5. Next give out sheet where the students can take brief notes on the photos. Place four stacks of photos around the room and they gather info.
6. Go over their observations with the photos.
7. If you have time: Show them how a lock works using this link to the textbook (page 567 in the textbook - online and click on area that says animation - or try this link below).
Basically ship enters and lock closes; and either water is put in or removed to move the ship up or down a level. Review idea that ships had to be brought up quite a distance through traversing the isthmus and back down again to hit ocean level....
8. Wrap Up: Despite the US completing this engineering feat, relations with South and Central America worsened. Why might that be?
Finally the US ended up paying Colombia $25 million in compensation for the land in 1921...18 years after the 1903 revolution the US had instigated. Does this make up for the US stirring up a revolution within someone's own country? Can we relate this to our involvement in the world? Can you see perhaps why some countries intensely dislike us.
Possible extension at end of lesson.
Possible Extension: Watch first 15 mintues of the PBS film.. below is a U-Tube link and a little summary
Long video on canal by PBS…. Great intro. Here are some notes from the video:
Consider watching first 15 minutes which gives great background (may be too long though). Here are the notes from the video.
Symbol of arrogance, authority and power. Announces the US is leading country in world. Shows US had succeeded in conquering nature unlike any country had done before. In july 1905, steamship made way… what did ad say who was banned “foreigners”. At 4 minutes, here firsthand account of a person seeing the canal area… and gives impression of the wildness of it (Jan van Haardeval – American living on isthmus of Panama). All wanted to part of America’s mighty march of progress. Stopped at 5.5 minutes (showing US accomplishments in engineering...like transcontinental railroad and Brooklyn bridge; fascination with human triumph over adversity - US at the "cutting edge"). For 400 years, thought of connecting two oceans via slender isthmus in Panama. French were first to try in 1880s led by Ferdinand de Lesseps (Sp?) who had built the Suez Canal. Though Suez was a flat desert area that had to be cut through, very different from the Panama. Challenges include: mountains, thick jungle, deep swamps, volatile river, mosquitoes and snakes. De Lesseps venture went nowhere - lots of money down the drain and death of 20,000 people (most of them West Indians). For about 10 years nothing happened.

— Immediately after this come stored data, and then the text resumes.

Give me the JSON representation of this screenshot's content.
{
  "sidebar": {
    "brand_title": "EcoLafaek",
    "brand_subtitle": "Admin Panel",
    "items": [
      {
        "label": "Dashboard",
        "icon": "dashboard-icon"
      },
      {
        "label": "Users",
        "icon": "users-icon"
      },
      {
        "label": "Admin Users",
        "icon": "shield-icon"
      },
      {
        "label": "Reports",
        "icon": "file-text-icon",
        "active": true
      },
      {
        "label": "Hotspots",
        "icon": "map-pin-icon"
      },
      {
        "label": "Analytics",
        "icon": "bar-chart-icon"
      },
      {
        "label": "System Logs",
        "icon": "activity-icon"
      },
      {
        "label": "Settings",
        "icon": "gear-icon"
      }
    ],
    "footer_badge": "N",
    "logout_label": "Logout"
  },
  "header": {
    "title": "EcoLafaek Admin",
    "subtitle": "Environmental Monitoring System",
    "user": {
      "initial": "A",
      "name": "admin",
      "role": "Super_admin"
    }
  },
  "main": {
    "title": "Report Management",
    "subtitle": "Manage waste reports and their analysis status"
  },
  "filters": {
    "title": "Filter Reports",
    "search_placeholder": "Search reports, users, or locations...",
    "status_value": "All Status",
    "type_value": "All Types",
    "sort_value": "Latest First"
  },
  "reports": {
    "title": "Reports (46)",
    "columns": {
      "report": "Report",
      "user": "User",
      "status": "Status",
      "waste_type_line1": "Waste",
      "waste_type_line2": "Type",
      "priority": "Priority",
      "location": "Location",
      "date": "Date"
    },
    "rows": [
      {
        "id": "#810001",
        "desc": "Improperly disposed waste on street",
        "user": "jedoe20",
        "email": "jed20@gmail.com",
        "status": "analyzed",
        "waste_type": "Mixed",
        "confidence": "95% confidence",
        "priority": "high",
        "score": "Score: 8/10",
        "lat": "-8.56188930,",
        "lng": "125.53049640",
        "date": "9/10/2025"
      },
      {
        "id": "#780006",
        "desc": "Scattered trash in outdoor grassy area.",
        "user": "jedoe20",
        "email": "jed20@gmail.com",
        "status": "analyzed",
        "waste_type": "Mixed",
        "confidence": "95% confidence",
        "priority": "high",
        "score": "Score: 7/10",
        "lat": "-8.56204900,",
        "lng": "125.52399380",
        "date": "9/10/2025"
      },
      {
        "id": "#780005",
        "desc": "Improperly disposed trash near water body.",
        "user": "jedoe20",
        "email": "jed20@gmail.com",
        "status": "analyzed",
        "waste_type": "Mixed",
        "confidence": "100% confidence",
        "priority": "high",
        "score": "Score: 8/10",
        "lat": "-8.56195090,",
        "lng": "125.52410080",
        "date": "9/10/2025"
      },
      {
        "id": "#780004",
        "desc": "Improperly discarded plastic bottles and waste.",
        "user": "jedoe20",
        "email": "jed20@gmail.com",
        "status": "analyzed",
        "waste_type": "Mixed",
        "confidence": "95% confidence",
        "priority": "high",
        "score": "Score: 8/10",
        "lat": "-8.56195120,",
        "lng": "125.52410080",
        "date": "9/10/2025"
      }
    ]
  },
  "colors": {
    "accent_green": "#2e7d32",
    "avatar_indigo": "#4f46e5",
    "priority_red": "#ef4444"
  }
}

Around 10 minute is: T.R. saw it as a conduit to power and a way to develop US naval power by linking two oceans. We are the leading industrial power and try to think globally including opening more markets w. Asia. (nice map on video of routes to Asia). TR also saw it as a way of asserting we are a world empire and that we dominate the world.
Next goes into how Colombia controlled Panama and how its Constitution forbade it giving away its sovereignty to any area they control. So TR checked into taking it over but instead decided to help encourage a revolution by the locals. They paid the Colombian troops to go home and signed a treaty w. Panama to give them control over the zone.